Highlight and copy a section of text, then paste it by clicking Control + Shift + V for a PC or Command + Shift + V for a Mac. You should be able to paste your text into a document with no formatting issues.
8. Google Tasks
Another oft-overlooked feature of Google Apps is the tasks feature available in Gmail and Google Calendar. To access tasks through Gmail, click on the drop-down arrow next to “Mail” on the top left section of your screen.
Tasks can be created from the task inbox or an email. There is a + at the bottom of the tasks inbox to create a new task. From an email, click the “More” drop-down button at the top of an email and click “Add to tasks.” Tasks created from an email will link back to the original email so you can understand the context of the task. You can also use this button to create an event from an email. For Chrome users, Google also offers a Tasks extension.
9. Email filters
This is a great resource for folks who are making the move from Microsoft Outlook and are looking for a feature that is similar to the “rules” feature of Outlook. To access filters, first click the gear icon on the top right of your Gmail page. Select settings, and Filters tab will be at the top of the settings page toward the middle.
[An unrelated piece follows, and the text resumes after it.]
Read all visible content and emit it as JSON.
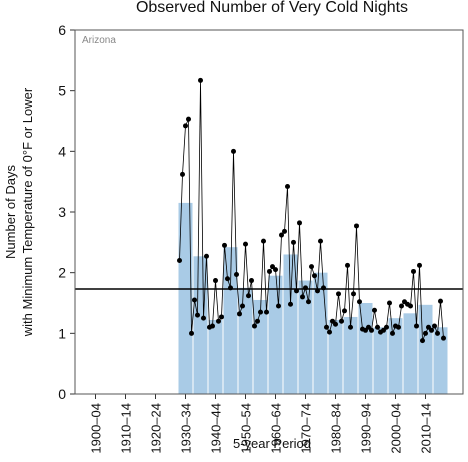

Once you reach the filters page, you will have the option to create a new filter or import filters. Click “Create a new filter” to create a filter based on sender, recipient, included words, attachments, and a couple other options. The import filters options will let you upload an XML file to import filters from that file.
10. Label emails
One of the easiest ways to quickly clean up your inbox is through the use of labels. Labels are essentially tags to help your categorize certain emails. Labels took the place of the previously-available folders for your inbox. You have the option to create new labels, and the color code them to help with organization. For example, I use red for my “Urgent” label.
To create a new label click the down around next to “More” on the left side of the page under where it says Inbox and Sent Mail. You will then see the option under that to “Create new label.” Once you click that and enter the name of your label, you will have the option next to that label under an existing one, essentially making it a sub-label. Meaning, you can create a “Finance” label nested under “Urgent” to categorize urgent financial emails.
Once you have created a label, you have the option to assign or change the label’s color. When you see the label name appear on the left side of the page, there will be a down arrow that appears when you hover over the name of the label. Click that arrow to assign a color. At this point you can drag the label onto an email in your inbox to add a color tag or drag an email into the label to move it out of inbox and into the label.
Once you have labels created, you can set up email filters to send emails from certain contacts or with certain subjects to a label, bypassing the inbox altogether. This has the potential to save you a lot of time in the morning as you sift through your new emails.